The team then mixed the CA3 neurons with DG neurons to see how they interacted. With a method known as virus tracing, they found that the CA3 neurons were forming physical connections with other CA3 neurons and DG neurons.
Being able to see these connections be made was a powerful finding. So the group decided to study cells from people with schizophrenia and those without schizophrenia. They then turned these cells into stem cells, which they then generated DG and CA3 neurons from them. While watching the neurons mature, they found that the CA3 neurons generated fewer spikes of activity. They also saw the same thing when they mixed the DG and CA3 neurons, meaning that there was less activity and less signaling occurring.
"There's been evidence that the hippocampus and DG cells are affected by schizophrenia," says Sarkar. "So it makes sense that if DG cells are affected, they're sending fewer signals to CA3 cells."
Gage’s group would like to add additional cell types to their model in the future and study neuronal connections in other diseases.

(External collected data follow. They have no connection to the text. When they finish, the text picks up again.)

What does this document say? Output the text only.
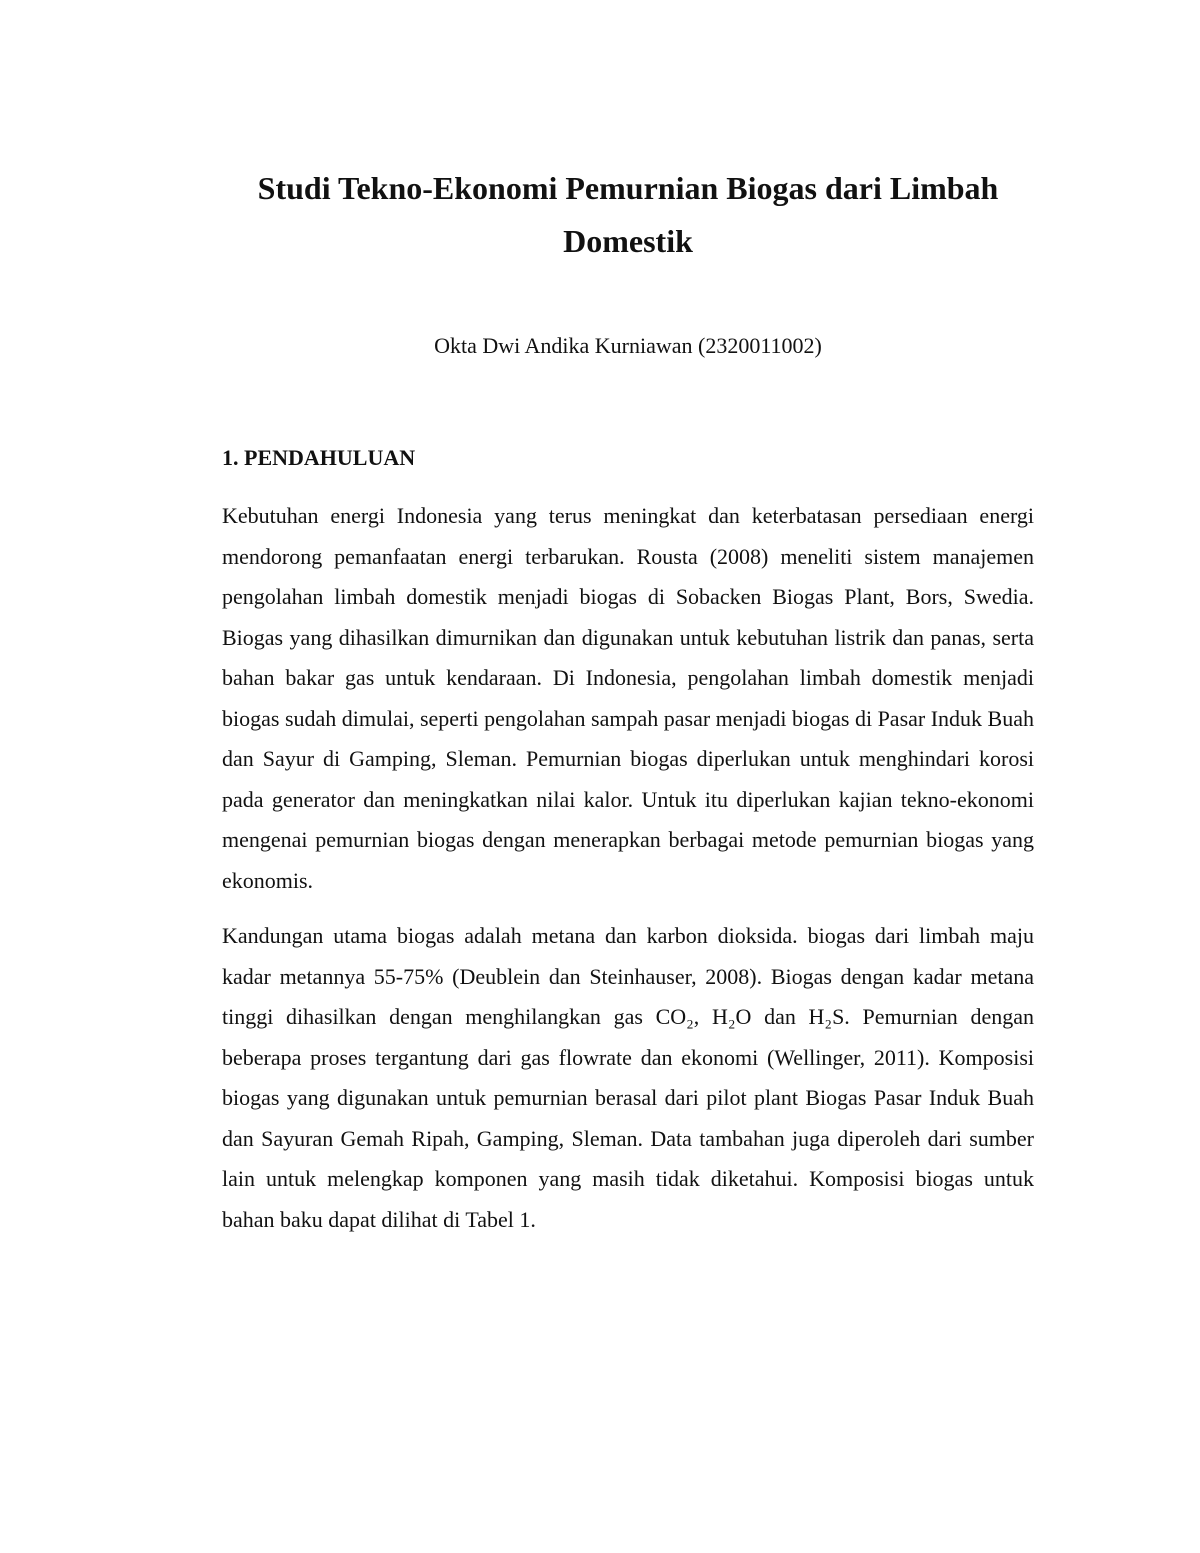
Studi Tekno-Ekonomi Pemurnian Biogas dari Limbah Domestik

Okta Dwi Andika Kurniawan (2320011002)

1. PENDAHULUAN

Kebutuhan energi Indonesia yang terus meningkat dan keterbatasan persediaan energi mendorong pemanfaatan energi terbarukan. Rousta (2008) meneliti sistem manajemen pengolahan limbah domestik menjadi biogas di Sobacken Biogas Plant, Bors, Swedia. Biogas yang dihasilkan dimurnikan dan digunakan untuk kebutuhan listrik dan panas, serta bahan bakar gas untuk kendaraan. Di Indonesia, pengolahan limbah domestik menjadi biogas sudah dimulai, seperti pengolahan sampah pasar menjadi biogas di Pasar Induk Buah dan Sayur di Gamping, Sleman. Pemurnian biogas diperlukan untuk menghindari korosi pada generator dan meningkatkan nilai kalor. Untuk itu diperlukan kajian tekno-ekonomi mengenai pemurnian biogas dengan menerapkan berbagai metode pemurnian biogas yang ekonomis.

Kandungan utama biogas adalah metana dan karbon dioksida. biogas dari limbah maju kadar metannya 55-75% (Deublein dan Steinhauser, 2008). Biogas dengan kadar metana tinggi dihasilkan dengan menghilangkan gas CO₂, H₂O dan H₂S. Pemurnian dengan beberapa proses tergantung dari gas flowrate dan ekonomi (Wellinger, 2011). Komposisi biogas yang digunakan untuk pemurnian berasal dari pilot plant Biogas Pasar Induk Buah dan Sayuran Gemah Ripah, Gamping, Sleman. Data tambahan juga diperoleh dari sumber lain untuk melengkap komponen yang masih tidak diketahui. Komposisi biogas untuk bahan baku dapat dilihat di Tabel 1.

"I think this is the next step in disease modeling with stem cells," says Sarkar. We've been doing well looking at individual cells over the last 10 years, but with this whole set of psychiatric diseases--from depression to autism to schizophrenia--we have to look at the connections, as well."
Image: Salk researchers used stem cells to derive CA3 pyramidal neurons (green), including a rare subtype of the cells (red). Image courtesy of the Salk Institute.